I turned to look south and remind myself where I was. During the ice ages the Alps were covered by much thicker and longer-lasting glaciers than California’s Sierra Nevada, and as a result the Alps’ valleys are much steeper and deeper. The high lake-filled basins that characterize the Sierras are extremely rare in the Alps, because they were ground away, leaving only the famous horns, knife-edge ridges, steep green walls, and immense gulfs of air. Looking over the five thousand-foot drop of the Vorderrhein toward Italy, I thought I could see the curvature of the Earth. Well okay maybe it wasn’t Nevada.

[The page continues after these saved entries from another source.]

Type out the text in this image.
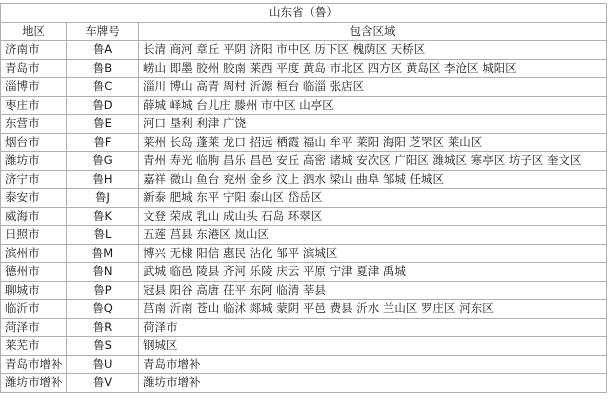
山东省（鲁）		
地区	车牌号	包含区域
济南市	鲁A	长清 商河 章丘 平阴 济阳 市中区 历下区 槐荫区 天桥区
青岛市	鲁B	崂山 即墨 胶州 胶南 莱西 平度 黄岛 市北区 四方区 黄岛区 李沧区 城阳区
淄博市	鲁C	淄川 博山 高青 周村 沂源 桓台 临淄 张店区
枣庄市	鲁D	薛城 峄城 台儿庄 滕州 市中区 山亭区
东营市	鲁E	河口 垦利 利津 广饶
烟台市	鲁F	莱州 长岛 蓬莱 龙口 招远 栖霞 福山 牟平 莱阳 海阳 芝罘区 莱山区
潍坊市	鲁G	青州 寿光 临朐 昌乐 昌邑 安丘 高密 诸城 安次区 广阳区 潍城区 寒亭区 坊子区 奎文区
济宁市	鲁H	嘉祥 微山 鱼台 兖州 金乡 汶上 泗水 梁山 曲阜 邹城 任城区
泰安市	鲁J	新泰 肥城 东平 宁阳 泰山区 岱岳区
威海市	鲁K	文登 荣成 乳山 成山头 石岛 环翠区
日照市	鲁L	五莲 莒县 东港区 岚山区
滨州市	鲁M	博兴 无棣 阳信 惠民 沾化 邹平 滨城区
德州市	鲁N	武城 临邑 陵县 齐河 乐陵 庆云 平原 宁津 夏津 禹城
聊城市	鲁P	冠县 阳谷 高唐 茌平 东阿 临清 莘县
临沂市	鲁Q	莒南 沂南 苍山 临沭 郯城 蒙阴 平邑 费县 沂水 兰山区 罗庄区 河东区
菏泽市	鲁R	荷泽市
莱芜市	鲁S	钢城区
青岛市增补	鲁U	青岛市增补
潍坊市增补	鲁V	潍坊市增补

Turning back to my hike, I ascended a rocky hill and felt as if I were finally getting down to business. It was about one in the afternoon. The trail now began switchbacking, up toward a notch in the ridge above. Granite broke out of the grass, in forms big and small: sand, scree, talus, boulders, bedrock. Soon there was more rock than grass, and the little meadows that remained were filled with the full array of Swiss wildflowers, including moss campion, which is like a pincushion of dark moss stuck by a circle of tiny pink flowers. Moss campion and blue cornflowers were my favorites, and there were lots of both scattered over the dark orange granite, fine-grained and handsome. Yes, I was finally getting up into the god zone.


Soon I was through the notch on the ridge, and crossing a small tilted granite bowl above it, where the rock was half covered with snow. Trail signs pointed to the upper rim of this bowl, called the Cavorgia da Breil. The low point of the rim was Kistenpass itself. The pass!